Mitchell was born in Bridgewater, Massachusetts Bay Colony, to Jacob Mitchell I and Susannah Pope, both of whom died in 1675, when Jacob was around three years old, during the early stages of King Philip's War. He and his two siblings―Thomas and Mary―were raised by their uncle, Edward.

He married twice, to Deliverance Kingman (daughter of John Kingman and Elizabeth Edson), firstly, then in 1701 (after moving to Kingston, Rhode Island) to Rebecca Cushman, with whom he had at least four children: Jacob III (born 1696), Rebekah (1704), Seth (1705) and Isaac (1715), the latter named for his father-in-law.

In 1727, the couple moved north to North Yarmouth, Province of Massachusetts Bay, where Mitchell became a founder of the Meetinghouse under the Ledge, which stood between 1729 and 1836. The younger Mitchell also became a deacon there.
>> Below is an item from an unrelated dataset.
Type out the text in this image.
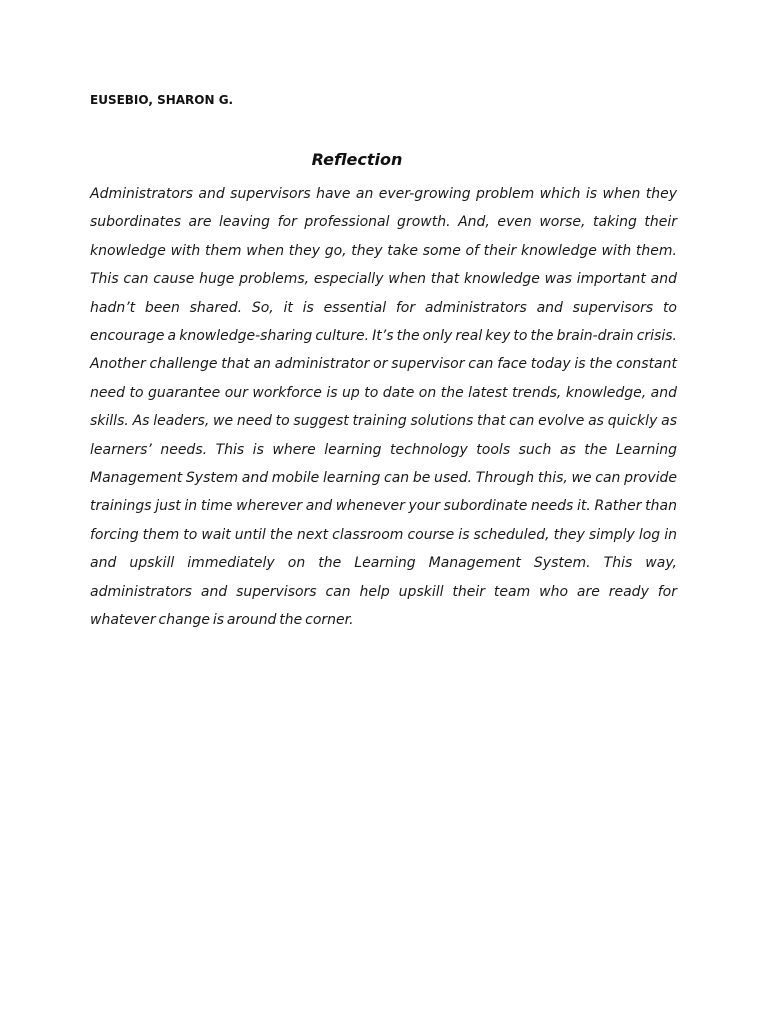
EUSEBIO, SHARON G.
Reflection

Administrators and supervisors have an ever-growing problem which is when they subordinates are leaving for professional growth. And, even worse, taking their knowledge with them when they go, they take some of their knowledge with them. This can cause huge problems, especially when that knowledge was important and hadn’t been shared. So, it is essential for administrators and supervisors to encourage a knowledge-sharing culture. It’s the only real key to the brain-drain crisis.

Another challenge that an administrator or supervisor can face today is the constant need to guarantee our workforce is up to date on the latest trends, knowledge, and skills. As leaders, we need to suggest training solutions that can evolve as quickly as learners’ needs. This is where learning technology tools such as the Learning Management System and mobile learning can be used. Through this, we can provide trainings just in time wherever and whenever your subordinate needs it. Rather than forcing them to wait until the next classroom course is scheduled, they simply log in and upskill immediately on the Learning Management System. This way, administrators and supervisors can help upskill their team who are ready for whatever change is around the corner.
The same year, Mitchell and four other local men—Samuel Seabury, James Parker, Gershom Rice and Phineas Jones—were tasked with the management of the new town of North Yarmouth, Maine. Their affairs included laying out the highways.
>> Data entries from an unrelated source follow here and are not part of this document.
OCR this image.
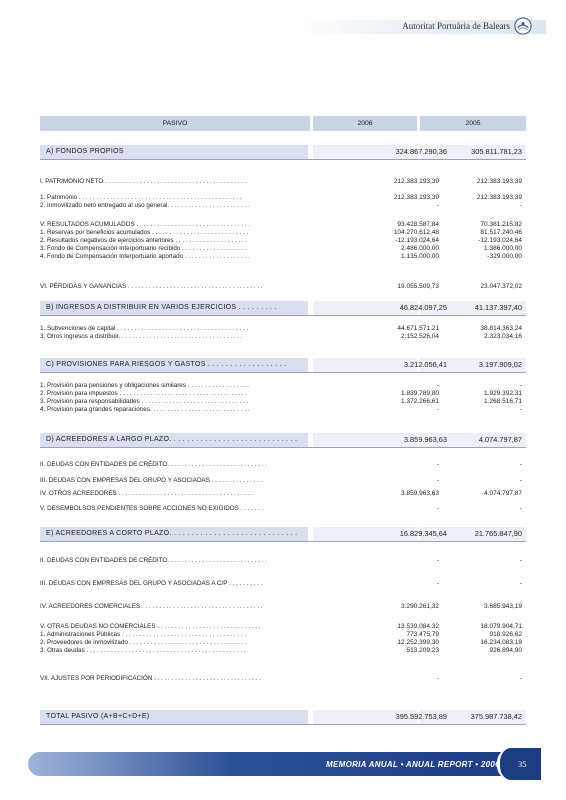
Autoritat Portuària de Balears
PASIVO	2006	2005
A) FONDOS PROPIOS	324.867.290,36	305.811.781,23
I. PATRIMONIO NETO . . . . . . . . . . . . . . . . . . . . . . . . . . . . . . . . . . . . . . . . .	212.383.193,39	212.383.193,39
1. Patrimonio . . . . . . . . . . . . . . . . . . . . . . . . . . . . . . . . . . . . . . . . . . . . . . .	212.383.193,39	212.383.193,39
2. Inmovilizado neto entregado al uso general. . . . . . . . . . . . . . . . . . . . . . . .	-	-
V. RESULTADOS ACUMULADOS . . . . . . . . . . . . . . . . . . . . . . . . . . . . . . . . .	93.428.587,84	70.381.215,82
1. Reservas por beneficios acumulados . . . . . . . . . . . . . . . . . . . . . . . . . . . .	104.270.612,48	81.517.240,46
2. Resultados negativos de ejercicios anteriores . . . . . . . . . . . . . . . . . . . . .	-12.193.024,64	-12.193.024,64
3. Fondo de Compensación Interportuario recibido . . . . . . . . . . . . . . . . . . .	2.486.000,00	1.386.000,00
4. Fondo de Compensación Interportuario aportado . . . . . . . . . . . . . . . . . . .	1.135.000,00	-329.000,00
VI. PÉRDIDAS Y GANANCIAS . . . . . . . . . . . . . . . . . . . . . . . . . . . . . . . . . . . . . . .	19.055.509,73	23.047.372,02
B) INGRESOS A DISTRIBUIR EN VARIOS EJERCICIOS . . . . . . . . .	46.824.097,25	41.137.397,40
1. Subvenciones de capital . . . . . . . . . . . . . . . . . . . . . . . . . . . . . . . . . . . . . .	44.671.571,21	38.814.363,24
3. Otros ingresos a distribuir. . . . . . . . . . . . . . . . . . . . . . . . . . . . . . . . . . . .	2.152.526,04	2.323.034,16
C) PROVISIONES PARA RIESGOS Y GASTOS . . . . . . . . . . . . . . . . . .	3.212.056,41	3.197.909,02
1. Provisión para pensiones y obligaciones similares . . . . . . . . . . . . . . . . . .	-	-
2. Provisión para impuestos . . . . . . . . . . . . . . . . . . . . . . . . . . . . . . . . . . . . .	1.839.789,80	1.929.392,31
3. Provisión para responsabilidades . . . . . . . . . . . . . . . . . . . . . . . . . . . . . . .	1.372.266,61	1.268.516,71
4. Provisión para grandes reparaciones. . . . . . . . . . . . . . . . . . . . . . . . . . . . .	-	-
D) ACREEDORES A LARGO PLAZO. . . . . . . . . . . . . . . . . . . . . . . . . . . . .	3.859.963,63	4.074.797,87
II. DEUDAS CON ENTIDADES DE CRÉDITO. . . . . . . . . . . . . . . . . . . . . . . . . . . . .	-	-
III. DEUDAS CON EMPRESAS DEL GRUPO Y ASOCIADAS . . . . . . . . . . . . . . .	-	-
IV. OTROS ACREEDORES . . . . . . . . . . . . . . . . . . . . . . . . . . . . . . . . . . . . . . .	3.859.963,63	4.074.797,87
V. DESEMBOLSOS PENDIENTES SOBRE ACCIONES NO EXIGIDOS . . . . . . .	-	-
E) ACREEDORES A CORTO PLAZO. . . . . . . . . . . . . . . . . . . . . . . . . . . . .	16.829.345,64	21.765.847,90
II. DEUDAS CON ENTIDADES DE CRÉDITO. . . . . . . . . . . . . . . . . . . . . . . . . . . . .	-	-
III. DEUDAS CON EMPRESAS DEL GRUPO Y ASOCIADAS A C/P . . . . . . . . . .	-	-
IV. ACREEDORES COMERCIALES . . . . . . . . . . . . . . . . . . . . . . . . . . . . . . . . . . .	3.290.261,32	3.685.943,19
V. OTRAS DEUDAS NO COMERCIALES . . . . . . . . . . . . . . . . . . . . . . . . . . . . . .	13.539.084,32	18.079.904,71
1. Administraciones Públicas . . . . . . . . . . . . . . . . . . . . . . . . . . . . . . . . . . . .	773.475,79	918.926,62
2. Proveedores de inmovilizado . . . . . . . . . . . . . . . . . . . . . . . . . . . . . . . . . .	12.252.399,30	16.234.083,19
3. Otras deudas . . . . . . . . . . . . . . . . . . . . . . . . . . . . . . . . . . . . . . . . . . . . . .	513.209,23	926.894,90
VII. AJUSTES POR PERIODIFICACIÓN . . . . . . . . . . . . . . . . . . . . . . . . . . . . . . .	-	-
TOTAL PASIVO (A+B+C+D+E)	395.592.753,89	375.987.738,42
MEMORIA ANUAL • ANUAL REPORT • 2006 35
The Mitchell garrison home, built a year before the meetinghouse, was located at the rear of today's Holy Cross Cemetery in Yarmouth. A stockade used during the Indian wars, a tunnel was built from the home's cellar to the nearby Royal River. The dirt path that looks like it leads to the water is actually the original stage road. Mitchell's family lived in the house between around 1729 and 1799, when one of Mitchell's sons, David, owned it. It then became the home of the Whitcombs, whose name is preserved on a street off Princes Point Road. It was demolished about 1900, and the farm land was purchased in 1916 to be replaced by the cemetery.

== Death ==
Mitchell died on December 21, 1744, aged 71 or 72. He was interred in the Pioneer Cemetery in today's Yarmouth, Maine. His father is buried in Yarmouth's Old Baptist Cemetery, while other members of the family (including his son) are buried in the Ledge Cemetery, adjacent to the Pioneer Cemetery.